As being someone involved in Open Source in some aspect since 1994 when I was porting code to Linux and passing back changes to Lesstif group. I find the openness of the community to be a nice change in some respects. However, when I move over to writers and want-a-be writers I find this odd half-openness that feels queer.

Let me put it in clear and simple terms. Most people wanting to become writers want people to read their works and give them good feedback (well, in most cases they want praise feedback). However, they don’t want to broadcast their writings to the world. The reasoning behind it all is how the view copyrights, “first publishing” and other things most commonly discussed in those circles.

Now, I get why published authors get cagey. You can’t copyright a book title and therefor you don’t want to disclose such information until the book is being shipped. Most of the fear is someone hijacking the title before your book comes to market.

The “First Publishing” rights is something I don’t get. Yes, all publishers want unpublished stories that will reap them the most money, but that doesn’t mean that pushing stuff out to the web is “publishing.” Nor that they wouldn’t pick up a low volume book that is gaining popularity with lots of room for profit left in it (If this was the case, then most books from popular authors would never get republished with their current publisher).

Even more humorous is all the people blabbing about copyrights. I’ll say this once and never again here. EVERYTHING YOU WRITE IS COPYRIGHTED AS LONG AS YOU STATE IT IS (and even if you don’t). BUT…… (And it’s a large one at that) Your copyright may not mean jack if it isn’t registered with the library of congress. Thus you may have a copyright infringement that could be unenforceable if you gave the copy of the story to one person or to a million.

Which brings me back to this half-open community. The want-a-be writers want to be read, they want feedback but are scared their ideas will be hijacked. Or maybe outright plagiarism. I find it amusing; since most of the ideas are stolen from others to start with.

Case in point, a few weeks ago I received an email from my cousin about their little writing site. They were worried about google and all these others search engines browsing their forums and “stealing” their work (or at least their first publishing rights). My response is robot.txt and
don’t publish anything that is of value to you NEAR ANY OPEN FORUMS.
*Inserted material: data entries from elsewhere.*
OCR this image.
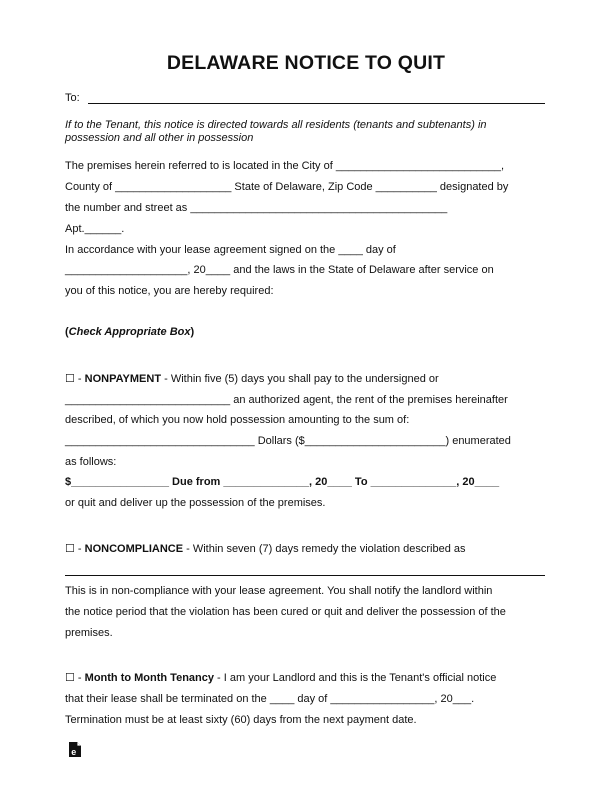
DELAWARE NOTICE TO QUIT
To:
If to the Tenant, this notice is directed towards all residents (tenants and subtenants) in
possession and all other in possession
The premises herein referred to is located in the City of ___________________________,
County of ___________________ State of Delaware, Zip Code __________ designated by
the number and street as __________________________________________
Apt.______.
In accordance with your lease agreement signed on the ____ day of
____________________, 20____ and the laws in the State of Delaware after service on
you of this notice, you are hereby required:
(Check Appropriate Box)
☐ - NONPAYMENT - Within five (5) days you shall pay to the undersigned or
___________________________ an authorized agent, the rent of the premises hereinafter
described, of which you now hold possession amounting to the sum of:
_______________________________ Dollars ($_______________________) enumerated
as follows:
$________________ Due from ______________, 20____ To ______________, 20____
or quit and deliver up the possession of the premises.
☐ - NONCOMPLIANCE - Within seven (7) days remedy the violation described as
This is in non-compliance with your lease agreement. You shall notify the landlord within
the notice period that the violation has been cured or quit and deliver the possession of the
premises.
☐ - Month to Month Tenancy - I am your Landlord and this is the Tenant's official notice
that their lease shall be terminated on the ____ day of _________________, 20___.
Termination must be at least sixty (60) days from the next payment date.
e
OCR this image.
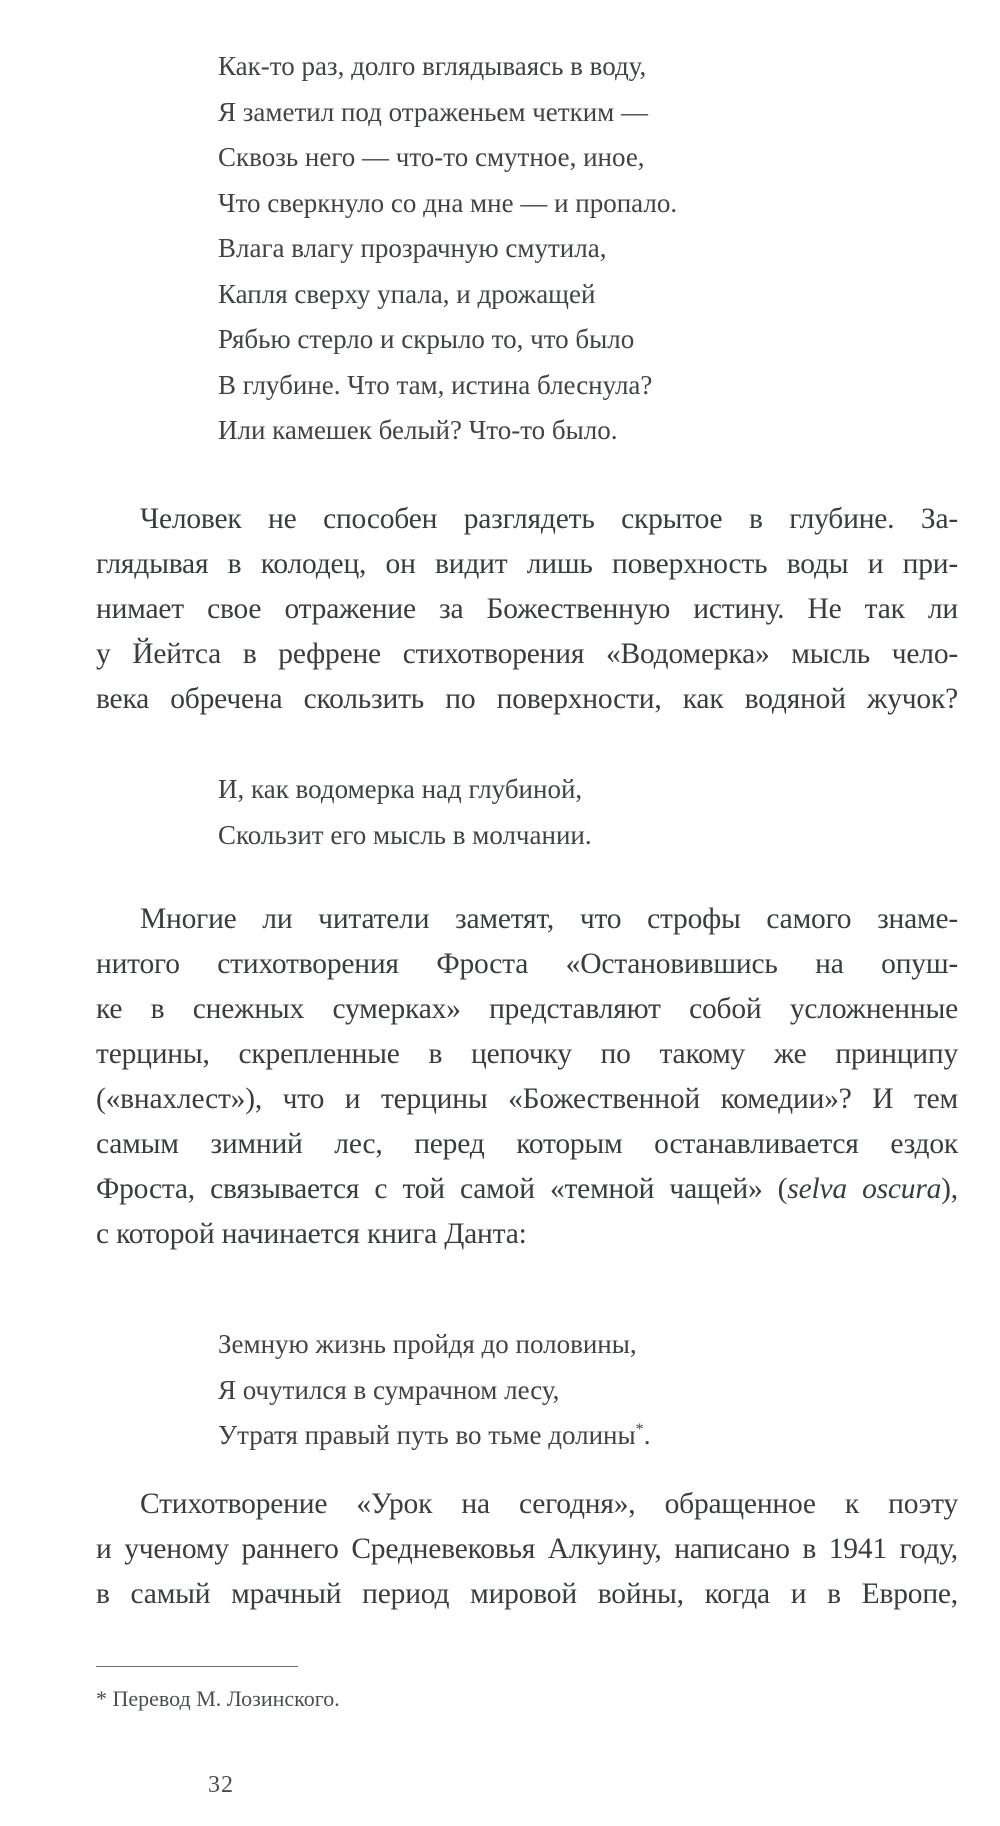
Как-то раз, долго вглядываясь в воду,
Я заметил под отраженьем четким —
Сквозь него — что-то смутное, иное,
Что сверкнуло со дна мне — и пропало.
Влага влагу прозрачную смутила,
Капля сверху упала, и дрожащей
Рябью стерло и скрыло то, что было
В глубине. Что там, истина блеснула?
Или камешек белый? Что-то было.
Человек не способен разглядеть скрытое в глубине. За-
глядывая в колодец, он видит лишь поверхность воды и при-
нимает свое отражение за Божественную истину. Не так ли
у Йейтса в рефрене стихотворения «Водомерка» мысль чело-
века обречена скользить по поверхности, как водяной жучок?
И, как водомерка над глубиной,
Скользит его мысль в молчании.
Многие ли читатели заметят, что строфы самого знаме-
нитого стихотворения Фроста «Остановившись на опуш-
ке в снежных сумерках» представляют собой усложненные
терцины, скрепленные в цепочку по такому же принципу
(«внахлест»), что и терцины «Божественной комедии»? И тем
самым зимний лес, перед которым останавливается ездок
Фроста, связывается с той самой «темной чащей» (selva oscura),
с которой начинается книга Данта:
Земную жизнь пройдя до половины,
Я очутился в сумрачном лесу,
Утратя правый путь во тьме долины*.
Стихотворение «Урок на сегодня», обращенное к поэту
и ученому раннего Средневековья Алкуину, написано в 1941 году,
в самый мрачный период мировой войны, когда и в Европе,
* Перевод М. Лозинского.
32
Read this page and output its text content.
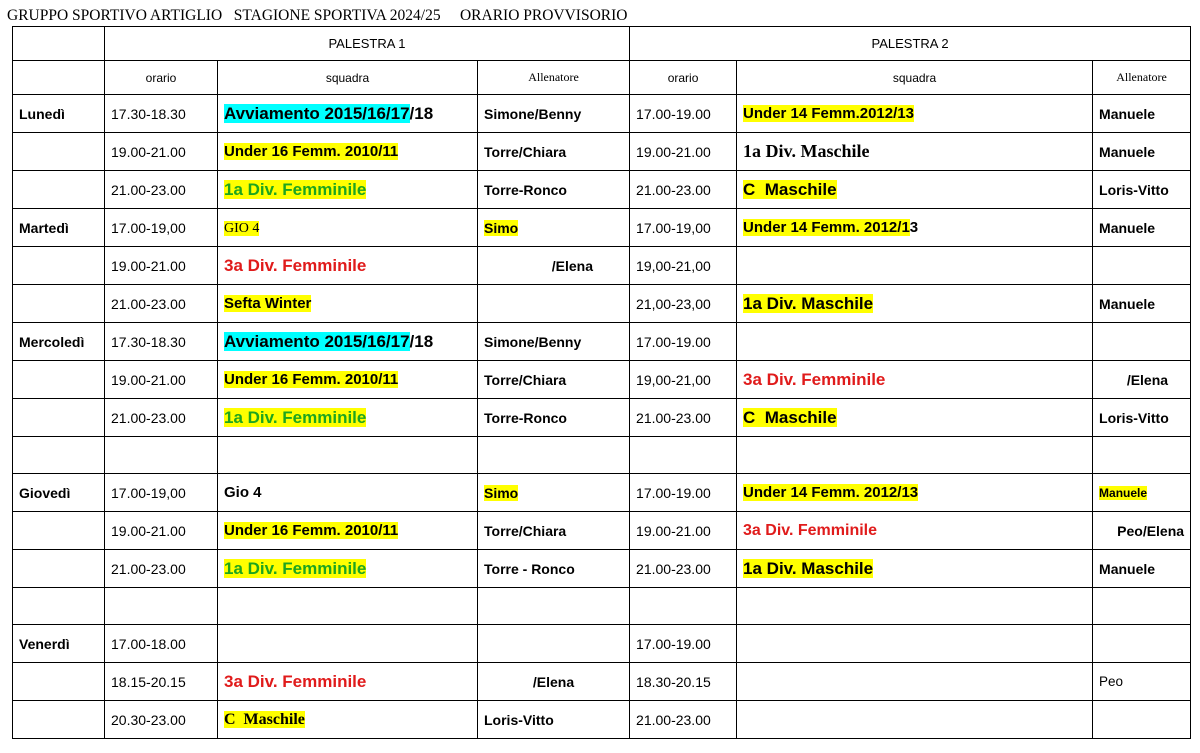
GRUPPO SPORTIVO ARTIGLIO   STAGIONE SPORTIVA 2024/25     ORARIO PROVVISORIO
	PALESTRA 1			PALESTRA 2		
	orario	squadra	Allenatore	orario	squadra	Allenatore
Lunedì	17.30-18.30	Avviamento 2015/16/17/18	Simone/Benny	17.00-19.00	Under 14 Femm.2012/13	Manuele
	19.00-21.00	Under 16 Femm. 2010/11	Torre/Chiara	19.00-21.00	1a Div. Maschile	Manuele
	21.00-23.00	1a Div. Femminile	Torre-Ronco	21.00-23.00	C  Maschile	Loris-Vitto
Martedì	17.00-19,00	GIO 4	Simo	17.00-19,00	Under 14 Femm. 2012/13	Manuele
	19.00-21.00	3a Div. Femminile	/Elena	19,00-21,00		
	21.00-23.00	Sefta Winter		21,00-23,00	1a Div. Maschile	Manuele
Mercoledì	17.30-18.30	Avviamento 2015/16/17/18	Simone/Benny	17.00-19.00		
	19.00-21.00	Under 16 Femm. 2010/11	Torre/Chiara	19,00-21,00	3a Div. Femminile	/Elena
	21.00-23.00	1a Div. Femminile	Torre-Ronco	21.00-23.00	C  Maschile	Loris-Vitto

Giovedì	17.00-19,00	Gio 4	Simo	17.00-19.00	Under 14 Femm. 2012/13	Manuele
	19.00-21.00	Under 16 Femm. 2010/11	Torre/Chiara	19.00-21.00	3a Div. Femminile	Peo/Elena
	21.00-23.00	1a Div. Femminile	Torre - Ronco	21.00-23.00	1a Div. Maschile	Manuele

Venerdì	17.00-18.00			17.00-19.00		
	18.15-20.15	3a Div. Femminile	/Elena	18.30-20.15		Peo
	20.30-23.00	C  Maschile	Loris-Vitto	21.00-23.00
If you look around my website you may see references to things I’m working on, but rarely do I push any content to my website if I’m trying to publish it. I guess my whole thing is this distrust within the writing community (or distrust of others outside your little writing group in the larger community), but the need to embarrass the community in order to gain any real feedback on your work. It’s how the software community was back in the shareware days.